Isso é extremamente simples e, ao mesmo tempo, muito difícil de explicar e ainda mais difícil de ensinar. Mas é o trabalho de vida do maior cineasta vivo e um dos maiores inventores da história do cinema. De um dos maiores escritores de prosa e diretores de ópera vivos. Herzog odeia ser chamado de artista ("eu sou um soldado”) e há algo muito precioso nessa negação: o que importa é o procedimento. Como você se comporta neste mundo, como opera dentro dele e trabalha com ele. Você pode vender e comprar "arte". Pode inclusive vender e comprar filmes. O que não se vende nem se compra? Algo que está muito acima das representações e, especialmente, acima dos fatos: a verdade.
E, para Herzog, esse verdade não se encontra nos aspectos literais da realidade, no mero factual. O que ele chama de “verdade extática” existe através da arte narrativa, do cinema, da música, da imagem. Não se trata de pós-verdade, como alguns podem ler em tempos de fake news.
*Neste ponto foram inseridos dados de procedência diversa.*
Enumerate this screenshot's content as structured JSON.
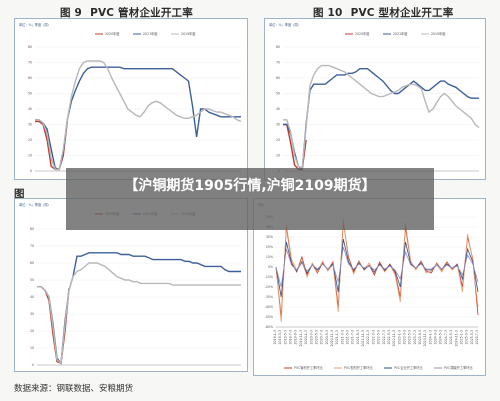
{
  "figures": {
    "fig9": {
      "number": "图 9",
      "title": "PVC 管材企业开工率",
      "unit": "%",
      "subtitle": "单位：%；季度（周）"
    },
    "fig10": {
      "number": "图 10",
      "title": "PVC 型材企业开工率",
      "unit": "%",
      "subtitle": "单位：%；季度（周）"
    },
    "fig11": {
      "number": "图",
      "subtitle": "单位：%；季度（周）"
    },
    "fig12": {
      "number": "",
      "title": "PVC企业开工率环比",
      "subtitle": "环比"
    }
  },
  "overlay_title": "【沪铜期货1905行情,沪铜2109期货】",
  "source": "数据来源：钢联数据、安粮期货",
  "colors": {
    "red": "#c0392b",
    "blue": "#3d5f9a",
    "grey": "#b8b8b8",
    "orange": "#e8a070",
    "navy": "#2f4f86",
    "purple": "#9c8fb8"
  },
  "chart_data": [
    {
      "type": "line",
      "title": "PVC 管材企业开工率",
      "ylim": [
        0,
        80
      ],
      "x": [
        0,
        1,
        2,
        3,
        4,
        5,
        6,
        7,
        8,
        9,
        10,
        11,
        12,
        13,
        14,
        15,
        16,
        17,
        18,
        19,
        20,
        21,
        22,
        23,
        24,
        25,
        26,
        27,
        28,
        29,
        30,
        31,
        32,
        33,
        34,
        35,
        36,
        37,
        38,
        39,
        40,
        41,
        42,
        43,
        44,
        45,
        46,
        47,
        48,
        49,
        50,
        51
      ],
      "series": [
        {
          "name": "2020年度",
          "values": [
            32,
            32,
            30,
            20,
            3,
            1,
            1,
            10,
            32,
            null,
            null,
            null,
            null,
            null,
            null,
            null,
            null,
            null,
            null,
            null,
            null,
            null,
            null,
            null,
            null,
            null,
            null,
            null,
            null,
            null,
            null,
            null,
            null,
            null,
            null,
            null,
            null,
            null,
            null,
            null,
            null,
            null,
            null,
            null,
            null,
            null,
            null,
            null,
            null,
            null,
            null,
            null
          ]
        },
        {
          "name": "2021年度",
          "values": [
            33,
            33,
            31,
            27,
            14,
            2,
            1,
            12,
            33,
            45,
            52,
            58,
            63,
            66,
            67,
            67,
            67,
            67,
            67,
            67,
            67,
            67,
            66,
            66,
            66,
            66,
            66,
            66,
            66,
            66,
            66,
            66,
            66,
            66,
            66,
            64,
            62,
            60,
            58,
            42,
            22,
            40,
            40,
            38,
            37,
            36,
            35,
            35,
            35,
            35,
            35,
            35
          ]
        },
        {
          "name": "2019年度",
          "values": [
            33,
            33,
            31,
            24,
            8,
            1,
            1,
            14,
            33,
            48,
            58,
            66,
            70,
            71,
            71,
            71,
            71,
            70,
            66,
            60,
            55,
            50,
            45,
            40,
            38,
            36,
            35,
            38,
            42,
            44,
            45,
            44,
            42,
            40,
            38,
            36,
            35,
            34,
            34,
            35,
            36,
            38,
            40,
            40,
            39,
            38,
            38,
            37,
            36,
            35,
            33,
            32
          ]
        }
      ]
    },
    {
      "type": "line",
      "title": "PVC 型材企业开工率",
      "ylim": [
        0,
        80
      ],
      "x": [
        0,
        1,
        2,
        3,
        4,
        5,
        6,
        7,
        8,
        9,
        10,
        11,
        12,
        13,
        14,
        15,
        16,
        17,
        18,
        19,
        20,
        21,
        22,
        23,
        24,
        25,
        26,
        27,
        28,
        29,
        30,
        31,
        32,
        33,
        34,
        35,
        36,
        37,
        38,
        39,
        40,
        41,
        42,
        43,
        44,
        45,
        46,
        47,
        48,
        49,
        50,
        51
      ],
      "series": [
        {
          "name": "2020年度",
          "values": [
            30,
            30,
            18,
            4,
            1,
            1,
            20,
            null,
            null,
            null,
            null,
            null,
            null,
            null,
            null,
            null,
            null,
            null,
            null,
            null,
            null,
            null,
            null,
            null,
            null,
            null,
            null,
            null,
            null,
            null,
            null,
            null,
            null,
            null,
            null,
            null,
            null,
            null,
            null,
            null,
            null,
            null,
            null,
            null,
            null,
            null,
            null,
            null,
            null,
            null,
            null,
            null
          ]
        },
        {
          "name": "2021年度",
          "values": [
            30,
            30,
            24,
            12,
            3,
            1,
            30,
            52,
            56,
            56,
            56,
            56,
            58,
            60,
            62,
            62,
            62,
            63,
            63,
            64,
            66,
            66,
            66,
            64,
            62,
            60,
            58,
            55,
            52,
            50,
            50,
            52,
            54,
            56,
            58,
            56,
            54,
            52,
            52,
            54,
            56,
            58,
            58,
            56,
            55,
            54,
            52,
            50,
            48,
            47,
            47,
            47
          ]
        },
        {
          "name": "2019年度",
          "values": [
            33,
            33,
            25,
            10,
            3,
            2,
            28,
            55,
            62,
            66,
            68,
            68,
            68,
            67,
            66,
            65,
            64,
            62,
            60,
            58,
            56,
            54,
            52,
            50,
            49,
            48,
            48,
            49,
            50,
            51,
            52,
            54,
            55,
            56,
            56,
            55,
            53,
            45,
            38,
            40,
            44,
            48,
            50,
            48,
            45,
            42,
            40,
            38,
            36,
            34,
            30,
            28
          ]
        }
      ]
    },
    {
      "type": "line",
      "ylim": [
        0,
        80
      ],
      "x": [
        0,
        1,
        2,
        3,
        4,
        5,
        6,
        7,
        8,
        9,
        10,
        11,
        12,
        13,
        14,
        15,
        16,
        17,
        18,
        19,
        20,
        21,
        22,
        23,
        24,
        25,
        26,
        27,
        28,
        29,
        30,
        31,
        32,
        33,
        34,
        35,
        36,
        37,
        38,
        39,
        40,
        41,
        42,
        43,
        44,
        45,
        46,
        47,
        48,
        49,
        50,
        51
      ],
      "series": [
        {
          "name": "2020年度",
          "values": [
            46,
            46,
            44,
            38,
            18,
            2,
            1,
            20,
            45,
            null,
            null,
            null,
            null,
            null,
            null,
            null,
            null,
            null,
            null,
            null,
            null,
            null,
            null,
            null,
            null,
            null,
            null,
            null,
            null,
            null,
            null,
            null,
            null,
            null,
            null,
            null,
            null,
            null,
            null,
            null,
            null,
            null,
            null,
            null,
            null,
            null,
            null,
            null,
            null,
            null,
            null,
            null
          ]
        },
        {
          "name": "2021年度",
          "values": [
            46,
            46,
            44,
            40,
            24,
            4,
            1,
            26,
            44,
            52,
            64,
            64,
            65,
            66,
            66,
            66,
            66,
            66,
            66,
            66,
            66,
            65,
            65,
            65,
            64,
            64,
            64,
            64,
            63,
            62,
            62,
            62,
            62,
            62,
            62,
            62,
            62,
            61,
            61,
            60,
            60,
            59,
            58,
            58,
            58,
            58,
            58,
            56,
            55,
            55,
            55,
            55
          ]
        },
        {
          "name": "2019年度",
          "values": [
            46,
            46,
            44,
            40,
            22,
            3,
            1,
            24,
            44,
            52,
            55,
            56,
            58,
            60,
            60,
            60,
            59,
            58,
            56,
            54,
            52,
            51,
            50,
            50,
            49,
            49,
            48,
            48,
            48,
            48,
            48,
            48,
            48,
            48,
            47,
            47,
            47,
            47,
            47,
            47,
            47,
            47,
            47,
            47,
            47,
            47,
            47,
            47,
            47,
            47,
            47,
            47
          ]
        }
      ]
    },
    {
      "type": "line",
      "title": "PVC企业开工率环比",
      "ylim": [
        -60,
        50
      ],
      "yticks": [
        "50%",
        "40%",
        "30%",
        "20%",
        "10%",
        "0%",
        "-10%",
        "-20%",
        "-30%",
        "-40%",
        "-50%",
        "-60%"
      ],
      "categories": [
        "2019-1-3",
        "2019-3-3",
        "2019-5-3",
        "2019-7-3",
        "2019-9-3",
        "2019-11-3",
        "2020-1-3",
        "2020-3-3",
        "2020-5-3",
        "2020-7-3",
        "2020-9-3",
        "2020-11-3",
        "2021-1-3",
        "2021-3-3",
        "2021-5-3",
        "2021-7-3",
        "2021-9-3",
        "2021-11-3",
        "2022-1-3",
        "2022-3-3",
        "2022-5-3",
        "2022-7-3",
        "2022-9-3",
        "2022-11-3",
        "2023-1-3",
        "2023-3-3",
        "2023-5-3",
        "2023-7-3",
        "2023-9-3",
        "2023-11-3",
        "2024-1-3",
        "2024-3-3",
        "2024-5-3",
        "2024-7-3",
        "2024-9-3",
        "2024-11-3",
        "2025-1-3",
        "2025-3-3",
        "2025-5-3",
        "2025-7-3"
      ],
      "series": [
        {
          "name": "PVC管材开工率环比",
          "values": [
            0,
            -50,
            40,
            5,
            -5,
            10,
            -8,
            3,
            -6,
            4,
            -3,
            5,
            -40,
            45,
            10,
            -5,
            6,
            -3,
            2,
            -8,
            5,
            -4,
            3,
            -6,
            -30,
            40,
            5,
            -2,
            6,
            -4,
            -6,
            4,
            -3,
            5,
            -2,
            3,
            -20,
            30,
            8,
            -48
          ]
        },
        {
          "name": "PVC型材开工率环比",
          "values": [
            0,
            -55,
            42,
            8,
            -3,
            6,
            -10,
            4,
            -5,
            6,
            -4,
            3,
            -45,
            48,
            6,
            -7,
            5,
            -2,
            4,
            -6,
            3,
            -5,
            2,
            -8,
            -35,
            44,
            6,
            -3,
            5,
            -6,
            -4,
            3,
            -5,
            4,
            -3,
            2,
            -25,
            33,
            6,
            -40
          ]
        },
        {
          "name": "PVC企业开工率环比",
          "values": [
            0,
            -30,
            25,
            3,
            -4,
            5,
            -6,
            2,
            -3,
            3,
            -2,
            3,
            -25,
            28,
            5,
            -3,
            4,
            -2,
            1,
            -5,
            3,
            -3,
            2,
            -4,
            -20,
            25,
            3,
            -1,
            4,
            -3,
            -3,
            2,
            -2,
            3,
            -1,
            2,
            -12,
            18,
            5,
            -25
          ]
        },
        {
          "name": "PVC薄膜开工率环比",
          "values": [
            0,
            -20,
            18,
            2,
            -3,
            4,
            -4,
            2,
            -2,
            3,
            -2,
            2,
            -15,
            20,
            3,
            -2,
            3,
            -1,
            1,
            -3,
            2,
            -2,
            1,
            -3,
            -12,
            15,
            2,
            -1,
            3,
            -2,
            -2,
            2,
            -2,
            2,
            -1,
            1,
            -8,
            12,
            3,
            -15
          ]
        }
      ]
    }
  ]
}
Muito pelo contrário: a verdade extática propõe a revelação de uma realidade que está além do que se vê e se mede, uma verdade que se encontra na transcendência e no sublime, e que nos oferece uma compreensão mais profunda da condição humana e da natureza – dos colonizadores espanhóis e dos pinguins.
Talvez por isso Herzog tenha tanta raiva de qualquer coisa “new age” – era engraçado vê-lo reagir aos curtas-metragens feitos com a participação de um pobre xamã na oficina. Se gurus esotéricos costumam buscar algum tipo de harmonia interior, uma integração pacífica com o cosmos, a verdade extática vai na direção contrária. Ela nos desafia com outro tipo de vertigem: observar e reconhecer o caos imanente que nos cerca, a nossa insignificância na imensidão da natureza e do universo, as nossas contradições mais íntimas. O êxtase aqui não é curativo, mas desestruturante.
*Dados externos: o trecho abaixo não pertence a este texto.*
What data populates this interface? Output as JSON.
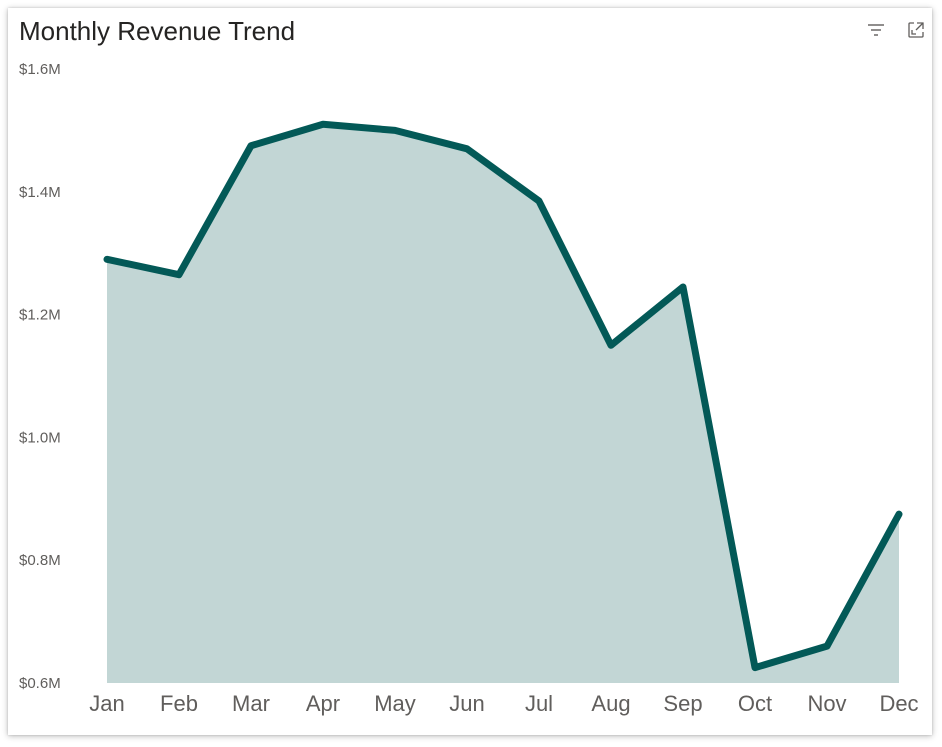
{
  "visual": {
    "title": "Monthly Revenue Trend"
  },
  "header_icons": {
    "filter": "filter-icon",
    "focus": "focus-mode-icon"
  },
  "colors": {
    "line": "#035957",
    "area": "#c2d6d5",
    "text": "#605e5c",
    "title": "#252423"
  },
  "chart_data": {
    "type": "area",
    "title": "Monthly Revenue Trend",
    "xlabel": "",
    "ylabel": "",
    "categories": [
      "Jan",
      "Feb",
      "Mar",
      "Apr",
      "May",
      "Jun",
      "Jul",
      "Aug",
      "Sep",
      "Oct",
      "Nov",
      "Dec"
    ],
    "series": [
      {
        "name": "Revenue",
        "values": [
          1.29,
          1.265,
          1.475,
          1.51,
          1.5,
          1.47,
          1.385,
          1.15,
          1.245,
          0.625,
          0.66,
          0.875
        ]
      }
    ],
    "ylim": [
      0.6,
      1.6
    ],
    "yticks": [
      0.6,
      0.8,
      1.0,
      1.2,
      1.4,
      1.6
    ],
    "ytick_labels": [
      "$0.6M",
      "$0.8M",
      "$1.0M",
      "$1.2M",
      "$1.4M",
      "$1.6M"
    ],
    "grid": false,
    "legend": "none"
  }
}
Foi espetacular observar como essa quebra de estrutura que está na raiz do trabalho do Herzog não é apenas simbólica, mas se traduz nos métodos de produção que ele apresenta, e que foram utilizados por alguns dos participantes da oficina. Mas sobre isso ainda escreverei mais pra frente.
TURMA NOVA OFICINA
Enquanto não consigo parar para criar um módulo II da oficina que comecei a oferecer lá em 2021, décadas atrás, em tempos ainda de confinamento, sigo melhorando e ampliando esse primeiro módulo, agora reforçado com algumas anedotas e histórias recentes dessa oficina do Herzog. Nesse post há mais informações:
2025
Já tenho um convite confirmado para 2025. Essa mesa no SXSW, em Austin, Texas:
Vamos falar muito sobre o trabalho fundamental da Media Defence, a ONG inglesa que salvou meu pescoço bancando uma defesa tão complicada que nem a defensoria pública aceitou pegar, pois não teria como chegar em todas as pequenas cidades onde fui processado. Falaremos também sobre o novo entendimento do STF sobre assédio jurídico, baseado no meu caso.
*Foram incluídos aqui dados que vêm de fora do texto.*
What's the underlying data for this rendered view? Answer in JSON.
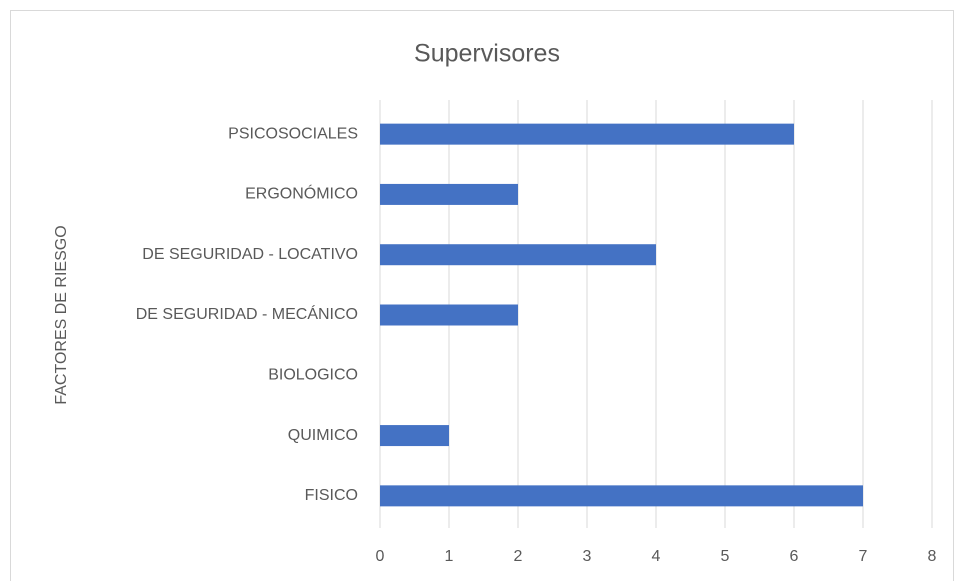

Mas estou especialmente animado porque pretendo usar a oportunidade para exibir um teaser do meu segundo longa-metragem, um road movie que tem como ponto de partida a história dos 144 processos. Comecei a rodar no 7 de setembro de 2022, em Copacabana, no meio da micareta neo-fascista promovida por Bolsonaro, e depois viajei pelos cinco cantos do país procurando alguns dos pastores que me processaram - conversando com muitas outras pessoas evangélicas pelo caminho. Estamos nos finalmentes do processo de edição e, se tudo der certo, em 2025 esse filme profundamente religioso, íntimo, colorido e musical começará a existir em público. Vai ser uma doideira doida.
Enquanto isso, eu trabalho no livro que vai sair depois. Conectado ao filme, mas que conta outra parte da história. E escrever esse romance acaba tendo muito a ver com o que Herzog fala quando fala de verdade: às vezes, para chegar a ela, precisamos recorrer à ficção.